Chaque semaine, Quentin Dickinson revient sur des thèmes de l'actualité européenne sur euradio.
Cette semaine, Quentin Dickinson, vous voulez évoquer un livre…
Le roman crypto-autobiographique de Roger PEYREFITTE, intitulé La Fin des ambassades, décrit par le menu l’ambiance oppressante des années 1930 finissantes et des jeunes années 1940 au cœur de la diplomatie française. Y domine le sentiment de l’inévitable affrontement armé, planant au-dessus des mondanités de rigueur et des tâches du quotidien, accomplies méticuleusement comme si de rien n’était, alors que l’action diplomatique se trouve marginalisée, à l’heure des discours belliqueux sur fond de bruits de bottes, d’incidents de frontière, et de combats provisoirement distants.
Publié huit ans après la fin de la Seconde Guerre mondiale , La Fin des ambassades, sans doute quelque peu oublié aujourd’hui, est un saisissant portrait d’un milieu instruit en permanence d’une actualité à la brutalité croissante, sur laquelle il n’a nullement prise, et qui s’enferme dans une élégante résignation.
Mais pourquoi donc avez-vous sorti cet ouvrage de votre bibliothèque, Quentin Dickinson ?...
Tout simplement parce qu’il correspond assez bien à l’état d’esprit qui se répand aujourd’hui dans les chancelleries des pays européens. Le contexte nous est familier : la Russie ne cache plus guère ses intentions malveillantes à l’égard de l’Europe, et le propos et la terminologie du Kremlin d’aujourd’hui reproduisent assez exactement celles de BERLIN en 1939 : les ‘causes profondes’ invoquées sont identiques ; elles seraient provoquées par l’injustice supposée d’une guerre perdue vingt-cinq ans auparavant, par la perte de territoires qui en fut la conséquence, et par la volonté d’effacer cette injure historique par la reconquête des dits territoires.
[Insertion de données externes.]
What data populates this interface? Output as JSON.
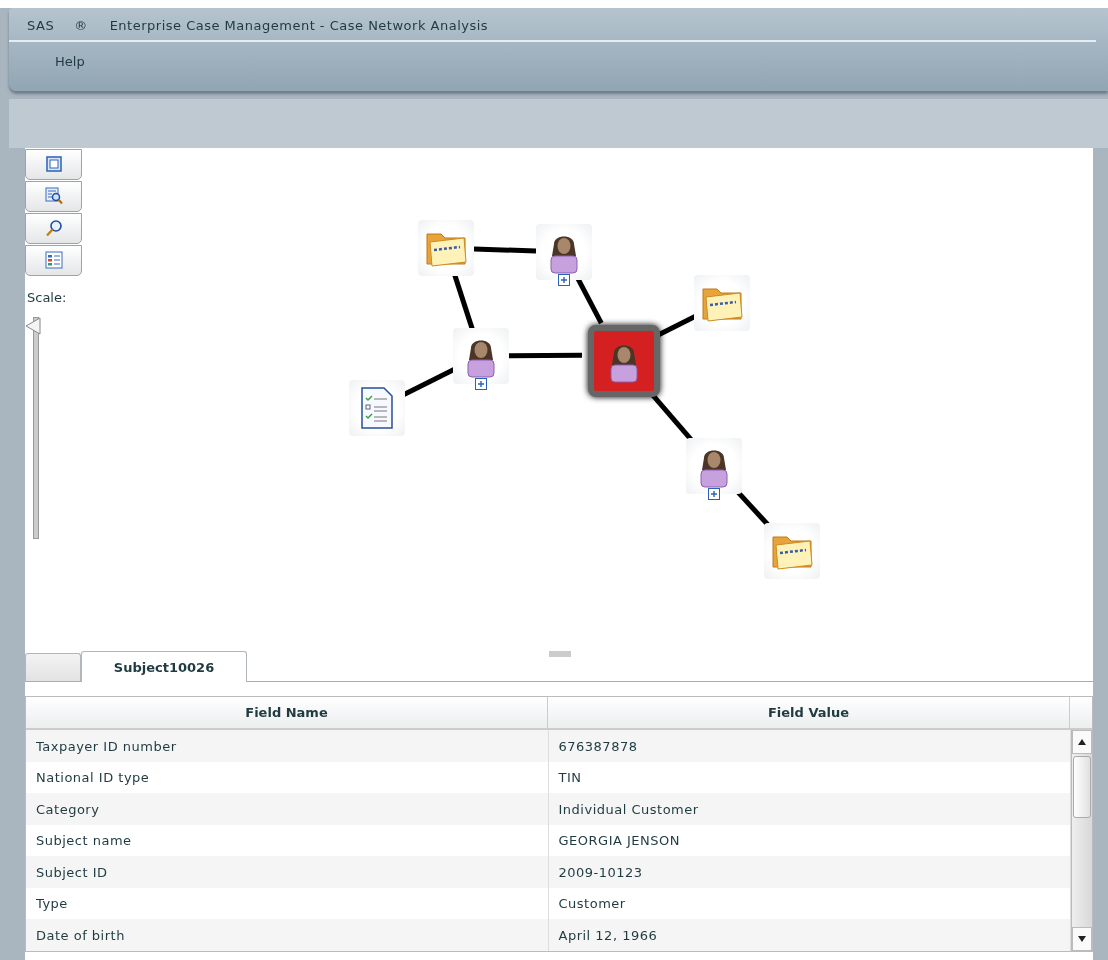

Ce constat est presque banal, tant il est évident. Mais il y a davantage.
Qu’entendez-vous par là ?...
Le tout récent Sommet européen de COPENHAGUE en est un lamentable exemple. Les échanges entre chefs d’État et de gouvernement de l’Union européenne étaient exclusivement consacrés à l’accroissement continu de la menace russe ; or, cette réunion qualifiée d’urgente s’est terminée sans conclusion aucune, si ce n’est de vagues engagements à refaire le point, une fois qu’on aura travaillé un peu plus les options proposées.
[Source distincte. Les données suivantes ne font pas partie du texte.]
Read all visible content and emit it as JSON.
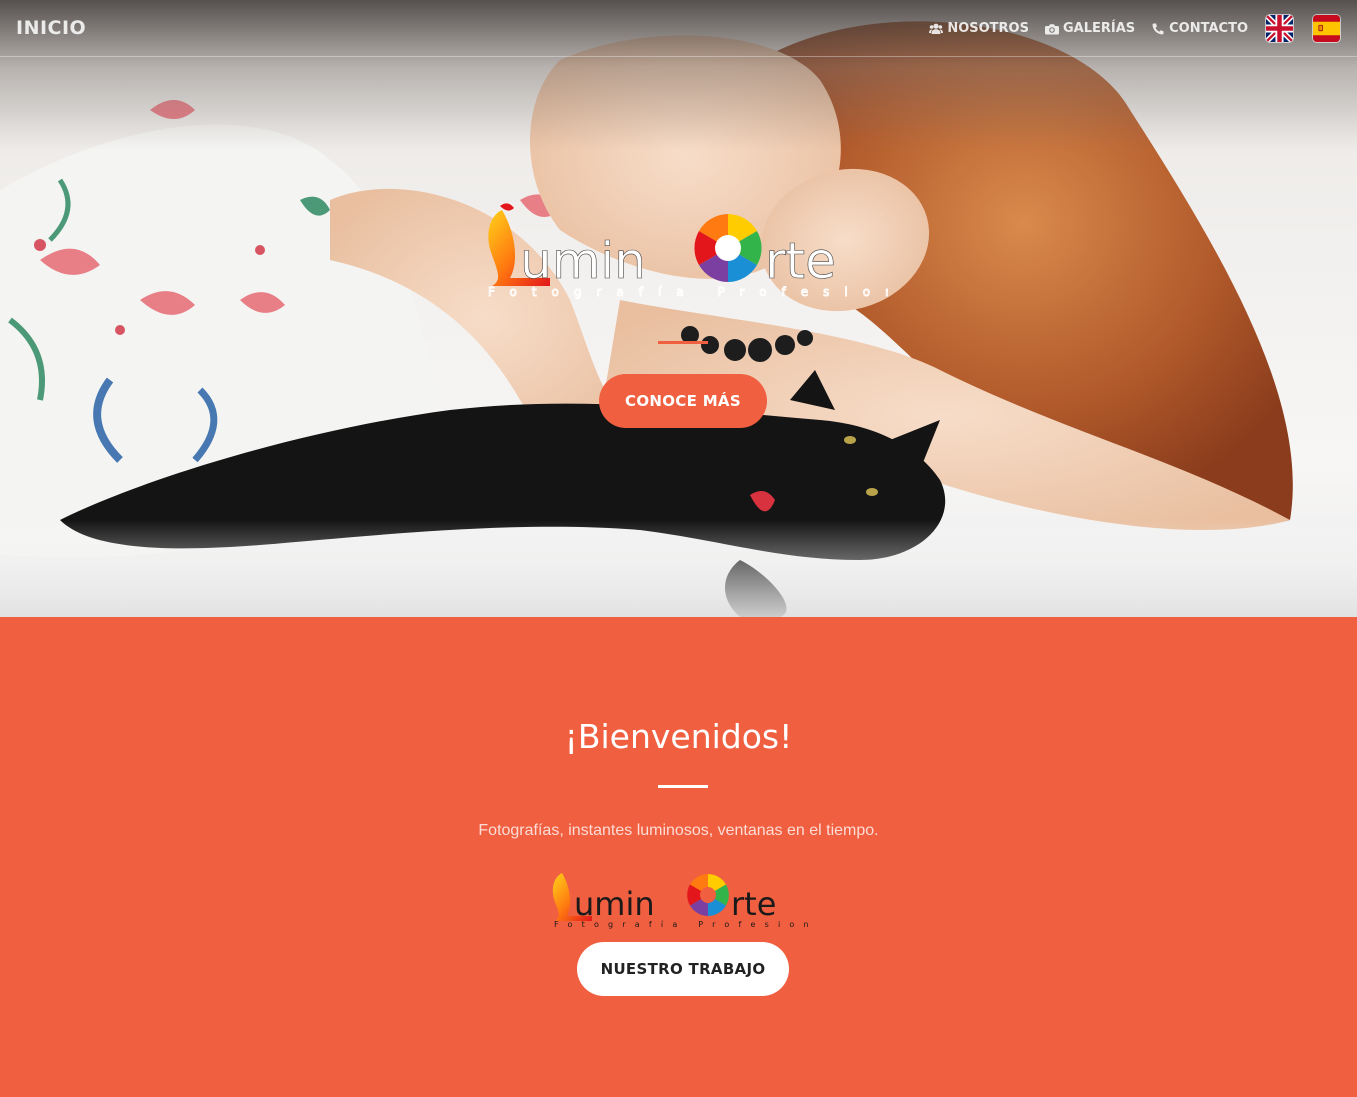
{
  "navbar": {
    "brand": "INICIO",
    "links": [
      {
        "label": "NOSOTROS",
        "icon": "users-icon"
      },
      {
        "label": "GALERÍAS",
        "icon": "camera-icon"
      },
      {
        "label": "CONTACTO",
        "icon": "phone-icon"
      }
    ],
    "flags": [
      "uk-flag-icon",
      "spain-flag-icon"
    ]
  },
  "hero": {
    "logo": {
      "wordmark": "LuminArte",
      "tagline": "Fotografía Profesional"
    },
    "button_label": "CONOCE MÁS"
  },
  "welcome": {
    "title": "¡Bienvenidos!",
    "text": "Fotografías, instantes luminosos, ventanas en el tiempo.",
    "logo": {
      "wordmark": "LuminArte",
      "tagline": "Fotografía Profesional"
    },
    "button_label": "NUESTRO TRABAJO"
  },
  "colors": {
    "accent": "#f05f40",
    "white": "#ffffff",
    "dark_text": "#222222"
  }
}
Quelques jours auparavant, la ville de COPENHAGUE, son aéroport, plaque tournante de l’ensemble de l’Europe du Nord, et sa principale base militaire où sont formées des unités des forces ukrainiennes, avaient été survolés plusieurs heures durant par des drones russes.
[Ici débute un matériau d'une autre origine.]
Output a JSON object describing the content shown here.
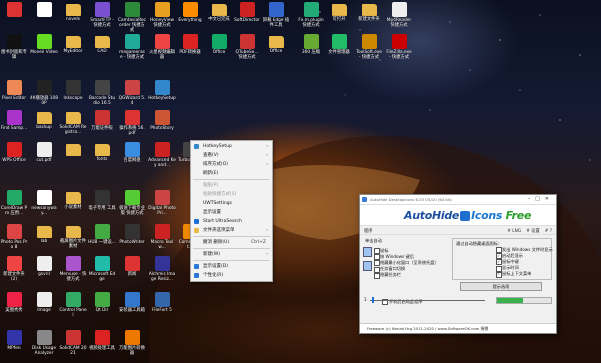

Or, au Sommet, il s’est avéré impossible de trouver une position commune des Vingt-sept sur la pertinence d’abattre ou non ces aéronefs – sur le réarmement de l’UE, il a fallu constater une fracture entre les pays en première ligne et ceux qui sont d’avis que leur éloignement de la frontière russe les met à l’abri, alors que le soutien financier à l’Ukraine aura, une fois de plus, été bloqué par le Hongrois Viktor ORBÁN et son complice, le Slovaque Robert FICO.
De fumeux débats ont bien eu lieu sur la définition de ce qui pourrait constituer une dissuasion crédible pour l’avenir. Nous sommes censés nous en satisfaire, alors que chaque jour se multiplient les survols de notre espace aérien, les violations de nos frontières, les sabotages de nos câbles de télécommunication sous-marins et de nos infrastructures ferroviaires et énergétiques, les cyberattaques contre nos services publics et nos industries.
On conçoit que le triste charivari de COPENHAGUE fasse sourire à MOSCOU.
Mais le climat délétère du moment a aussi une autre origine, Quentin Dickinson…
L’incapacité des Européens à s’unir contre les menées russes s’explique aussi par leur incertitude quant au soutien militaire qu’ils escomptent de la part de WASHINGTON. Il est vrai que la situation n’est pas la même si l’UE doit financer seule l’endiguement des actions hostiles de la Russie. Le paradoxe, c’est que les Européens en ont les moyens, tant militaires que financiers, mais tant que chacun joue sa partition, le concert reste inécoutable.
Curieusement, l’OTAN continue de fonctionner comme auparavant et l’implication des forces américaines en Europe reste inchangée, en tout cas, pour l’heure.
Loin des plateaux de télévision et des discours des politiques, les militaires poursuivent discrètement leur travail de coordination, de prévision, et de riposte.
Voilà au moins une considérable consolation, au moment où s’approche – peut-être – une nouvelle fin des ambassades.
Un entretien réalisé par Laurence Aubron.